Where Tree “Vaccines” Come In

Simon joined the fight against plant pathogens by chance: While studying plant RNA viruses in her lab, she happened upon a surprising sample in a genetic sequence database that contradicted her 30 years of research. It turned out to be a new type of virus-like RNA that she named iRNA. It shocked Simon because iRNA lacks certain genes found in all normal plant viruses, yet can still move between cells in a plant’s veins by attaching to plant-generated movement proteins.By tweaking the iRNA to carry tiny fragments of a virus, it can provoke plant enzymes to chop up the harmful virus into little pieces, without causing damage to the plant. “This can be a vehicle, not just for one type of tree, but for many,” Simon says. “It’s all because of this very unusual, never-before-seen property.” The iRNA sample was first discovered by University of California, Riverside researchers in the 1950s when it appeared in limequat trees. They found that the iRNA can infect many citrus species with very mild to zero symptoms. Yet its disease-eradicating properties were only recently discovered when Simon identified the missing genes that allow it to move through plant veins.

“This could become one of the important tools in the belt of the industry and farmers to keep citrus going,” says Georgios Vidalakis, a plant pathologist at the University of California, Riverside, and director of the Citrus Clonal Protection Program. “It looks very promising. Still, there is a lot of work to be done."
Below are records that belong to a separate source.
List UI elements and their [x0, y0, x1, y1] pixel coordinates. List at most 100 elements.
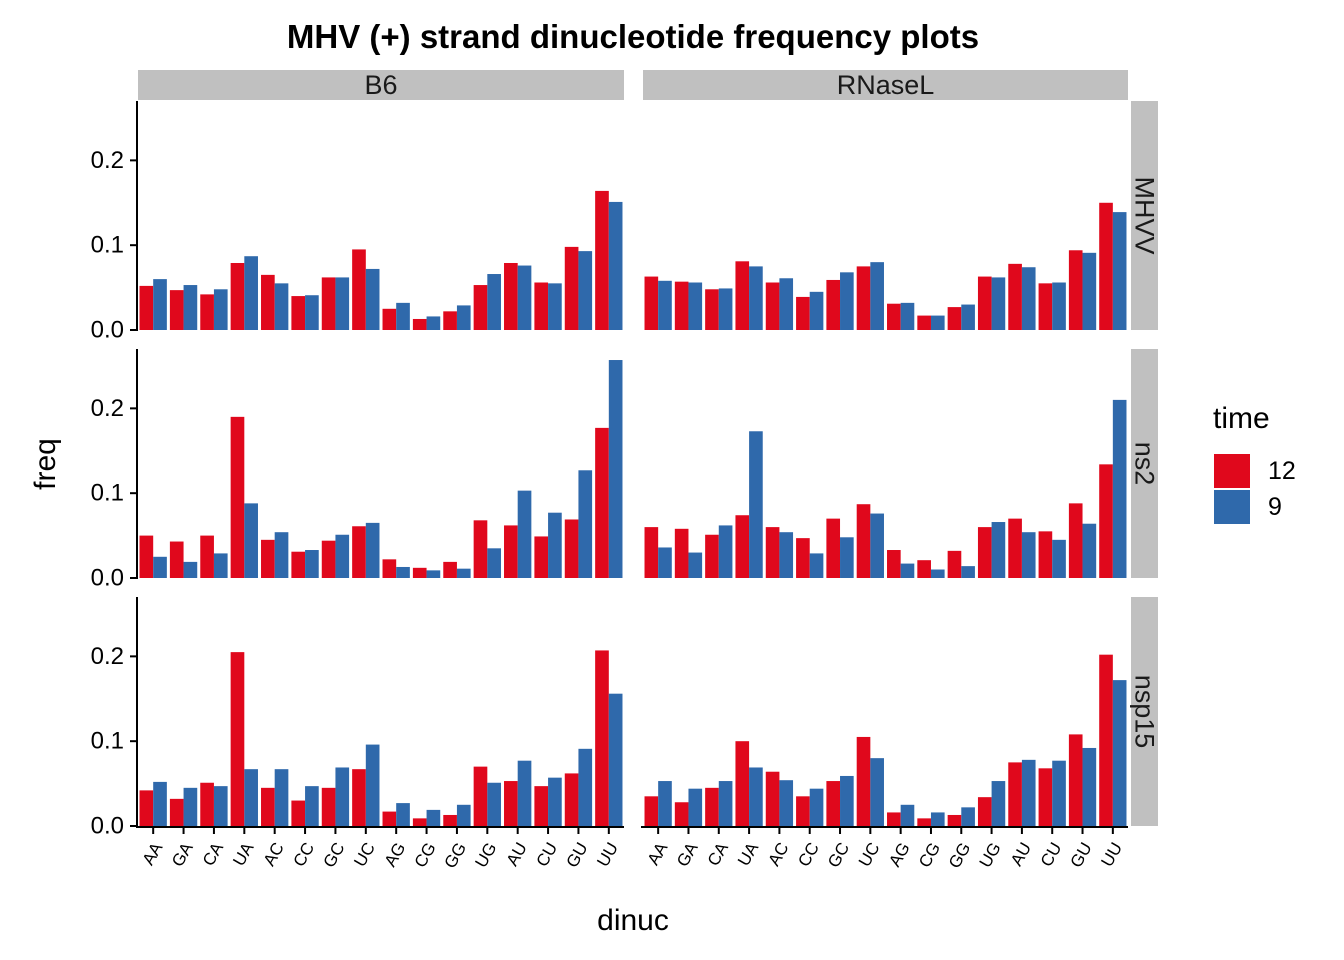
- bar-cc-t9: [809, 291, 824, 330]
- x-tick-label: CU: [1037, 839, 1066, 870]
- bar-uc-t12: [856, 266, 871, 330]
- bar-gu-t12: [1068, 250, 1083, 330]
- bar-ga-t9: [183, 285, 198, 330]
- bar-ac-t9: [274, 532, 289, 578]
- legend-label-12: 12: [1268, 457, 1296, 485]
- bar-uc-t12: [352, 249, 366, 330]
- bar-ca-t12: [200, 535, 214, 578]
- bar-gu-t12: [564, 519, 579, 578]
- bar-ca-t9: [718, 525, 733, 578]
- x-tick-label: GA: [673, 839, 702, 870]
- x-tick-label: CG: [915, 839, 944, 871]
- chart-title: MHV (+) strand dinucleotide frequency pl…: [287, 18, 979, 55]
- x-tick-label: UC: [350, 839, 379, 870]
- x-tick-label: GC: [824, 839, 853, 871]
- bar-gg-t12: [443, 311, 457, 330]
- bar-cg-t12: [412, 567, 427, 578]
- bar-au-t12: [1008, 762, 1022, 826]
- bar-gu-t12: [1068, 734, 1083, 826]
- bar-gg-t12: [947, 550, 962, 578]
- bar-cu-t9: [548, 283, 562, 330]
- bar-uu-t9: [1112, 399, 1127, 578]
- bar-au-t12: [504, 262, 518, 330]
- bar-uc-t12: [856, 736, 871, 826]
- bar-uu-t12: [1099, 654, 1113, 826]
- legend-key-12: [1214, 454, 1250, 488]
- bar-gu-t12: [564, 246, 579, 330]
- bar-cg-t12: [917, 818, 931, 826]
- bar-gc-t12: [826, 279, 841, 330]
- bar-ac-t9: [274, 283, 289, 330]
- bar-ga-t9: [688, 788, 703, 826]
- panel-ns2-b6: 0.0 0.1 0.2: [91, 349, 623, 592]
- bar-cu-t9: [1052, 282, 1066, 330]
- bar-ca-t9: [718, 288, 733, 330]
- bar-gc-t9: [840, 272, 854, 330]
- bar-au-t12: [1008, 263, 1022, 330]
- bar-aa-t12: [644, 276, 659, 330]
- bar-ca-t9: [213, 553, 228, 578]
- bar-ag-t9: [396, 803, 410, 826]
- bar-ug-t9: [991, 522, 1006, 578]
- y-tick-label: 0.0: [91, 813, 124, 840]
- x-tick-label: GU: [562, 839, 591, 871]
- x-tick-label: AG: [381, 839, 410, 870]
- bar-aa-t12: [139, 285, 154, 330]
- bar-au-t12: [504, 525, 518, 578]
- bar-gg-t9: [961, 566, 975, 578]
- bar-cc-t12: [291, 551, 306, 578]
- row-strip-label: MHVV: [1130, 176, 1160, 254]
- bar-uu-t12: [1099, 202, 1113, 330]
- bar-uc-t9: [365, 522, 380, 578]
- x-tick-label: GG: [440, 839, 470, 871]
- x-tick-label: UA: [734, 839, 763, 870]
- x-tick-label: UG: [976, 839, 1005, 871]
- y-tick-label: 0.1: [91, 728, 124, 755]
- bar-gu-t9: [1082, 523, 1097, 578]
- bar-ug-t9: [487, 274, 501, 330]
- bar-ag-t9: [900, 804, 915, 826]
- bar-ac-t9: [779, 278, 794, 330]
- bar-ga-t9: [688, 552, 703, 578]
- x-tick-label: AA: [644, 839, 672, 869]
- bar-ag-t9: [396, 302, 410, 330]
- bar-cc-t9: [809, 553, 824, 578]
- x-tick-label: GC: [319, 839, 348, 871]
- bar-aa-t9: [658, 781, 672, 826]
- x-tick-label: AA: [139, 839, 167, 869]
- bar-ag-t12: [382, 308, 397, 330]
- panel-mhvv-rnasel: [644, 202, 1127, 330]
- x-tick-label: AU: [1007, 839, 1035, 869]
- bar-cc-t12: [291, 296, 306, 330]
- x-tick-label: AG: [885, 839, 914, 870]
- bar-ua-t12: [735, 741, 750, 826]
- bar-au-t9: [1021, 267, 1036, 330]
- bar-ug-t9: [991, 781, 1006, 826]
- bar-cu-t9: [1052, 760, 1066, 826]
- bar-cg-t12: [917, 315, 931, 330]
- bar-ca-t9: [213, 786, 228, 826]
- y-tick-label: 0.1: [91, 480, 124, 507]
- bar-gu-t9: [1082, 747, 1097, 826]
- bar-gc-t12: [321, 277, 336, 330]
- bar-uc-t9: [365, 744, 380, 826]
- panel-nsp15-b6: 0.0 0.1 0.2 AA GA CA UA AC CC GC UC AG CG GG UG AU CU GU U…: [91, 597, 624, 872]
- bar-uu-t9: [1112, 212, 1127, 330]
- bar-ua-t12: [230, 652, 245, 826]
- x-tick-label: UU: [1097, 839, 1126, 870]
- bar-uc-t9: [365, 268, 380, 330]
- bar-ac-t12: [765, 527, 780, 578]
- bar-ga-t12: [169, 798, 184, 826]
- row-strip-nsp15: [1131, 597, 1158, 826]
- x-tick-label: CA: [704, 839, 733, 870]
- bar-au-t12: [504, 781, 518, 826]
- legend: time 12 9: [1213, 402, 1296, 524]
- bar-cg-t12: [412, 318, 427, 330]
- bar-cg-t9: [930, 315, 945, 330]
- bar-gu-t9: [1082, 252, 1097, 330]
- bar-uu-t12: [595, 427, 609, 578]
- bar-uc-t12: [352, 769, 366, 826]
- bar-ua-t9: [749, 767, 763, 826]
- bar-gc-t12: [826, 781, 841, 826]
- bar-ca-t12: [200, 294, 214, 330]
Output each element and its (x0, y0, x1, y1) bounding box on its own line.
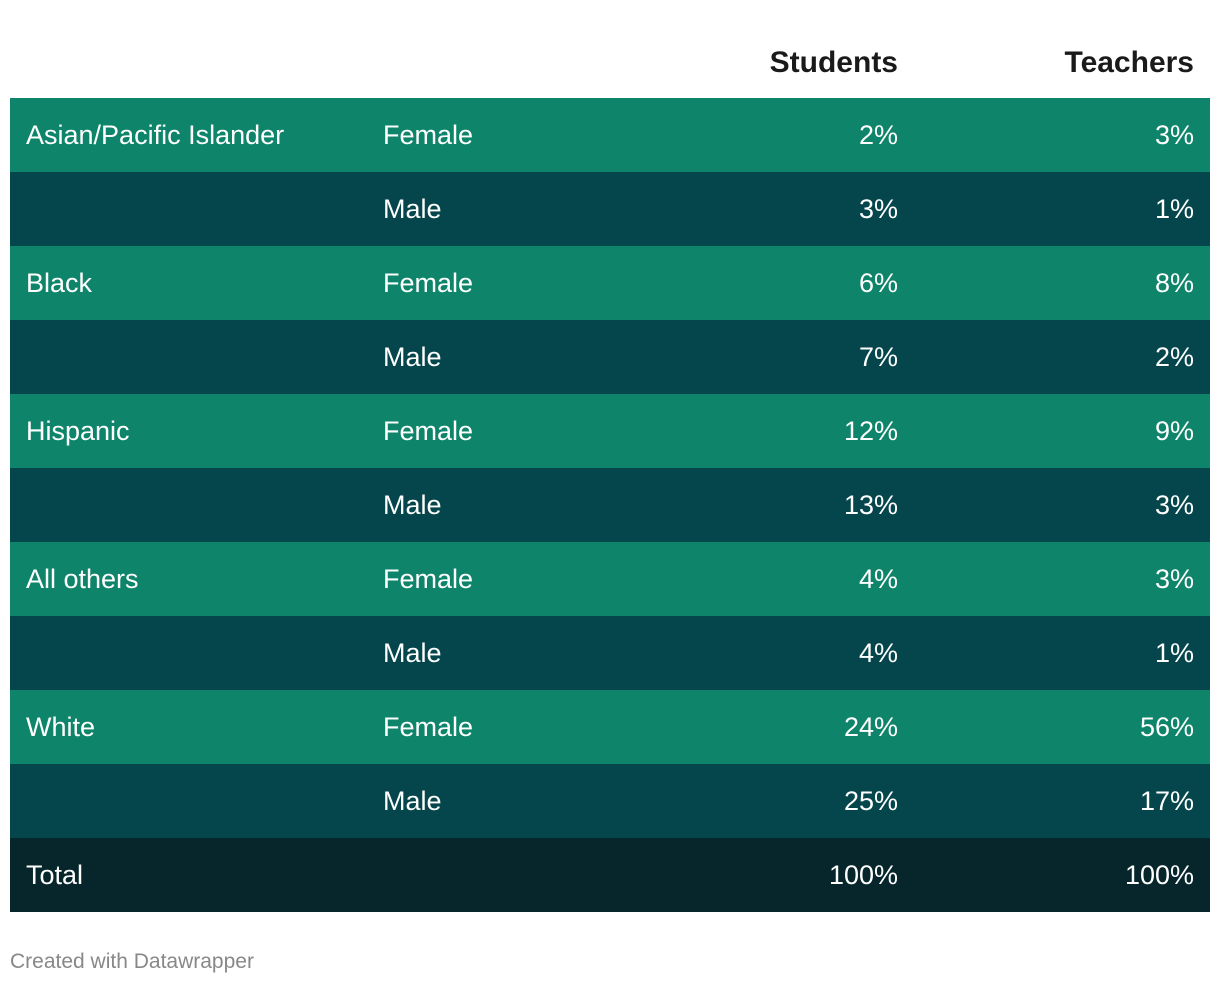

Eager to get the ball rolling, Simon founded a company called Silvec Biologics in 2019 and is working to develop a single-step vaccinelike preventative treatment that tricks trees into eradicating not only viruses that cause disease, but also fungi and bacteria — somewhat similar to how mRNA jabs force our immune systems to cook up COVID-19 antibodies. Because the trees containing the original iRNA sample have remained alive for more than 70 years, Simon says it suggests that the vaccine could possibly offer lifetime protection against several pathogens when put into newly planted trees — similar to giving children a standard set of shots. What’s less clear, however, is whether highly degraded trees that have been infected for several years can still benefit from the treatment.

Simon hopes that the iRNA therapy can save infected trees that don’t yet show symptoms of disease.